By George Smith — 1/13/2021

* A misplaced or excessive admiration for a particular person or thing.

“a cult of personality”

If you are a believer in the actions, deeds, musings and pronouncements of President Donald Trump despite his constant stream of lies, deranged attacks on enemies and allies, blatant examples of inciting his followers to commit unlawful acts, and being responsible for the failed efforts to control the pandemic in this country, you are a member of a cult:

If you are a politician and believe your livelihood , your freedom, and, your very life, is umbilically connected to supporting the president, right or wrong, you are a cult member.
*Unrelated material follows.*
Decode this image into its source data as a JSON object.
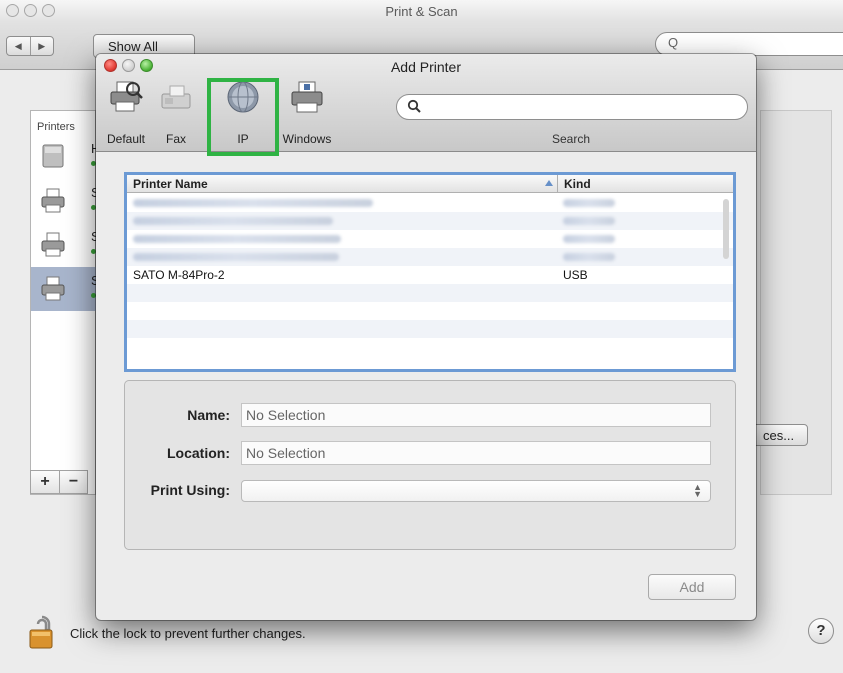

If you see Trump as a messenger from God, sent to do battle with the liberal elements trying to turn America into a socialist nation, you are a member of the Cult of Trump.

If you see the president as being solely responsible for the uptick in the stock  market and refuse to recognize the steady growth in stocks since 2010, you are a cult member.

If you do not see a

systemic racist bent of the white establishment in the US, or acknowledge Trump actively encourages members of the white supremacy movement, you a card-carry cult member.

If you believe the president is an honest businessman, ignoring his six bankruptcies, thousands of lawsuits from former business contacts, the shutting down of his foundation for misuse of funds, the close of Trump University and massive cash settlement with former students on charges of fraud and giving his cozying up to the world’s most abusive  dictators a pass, you are a Trump cultist.

Do you believe the president focused his attention and the immense power  of the federal government on attacking  the COVID virus and minimizing its effect on US citizens, or still believe the virus is a hoax and scientists are double-dead-dog wrong, you are a cult member.

And, if you refuse to denounce his fiery words on January 6 when he gave his followers tacit permission to “attack” the nation’s Capitol, leading to five deaths and extensive property damage…look in the mirror and you’ll see a member of Trump’s cult. 

President Trump incited an insurrection of citizens against the government because he could not accept the absolute fact he lost the 2020 race for re-election.

He will go down in history as a liar, an insurrectionist and the most corrupt president in the nation’s history.

Don’t be a part of that legacy. Make a decision to leave the cult…now.

Help save American by, first, saving yourself.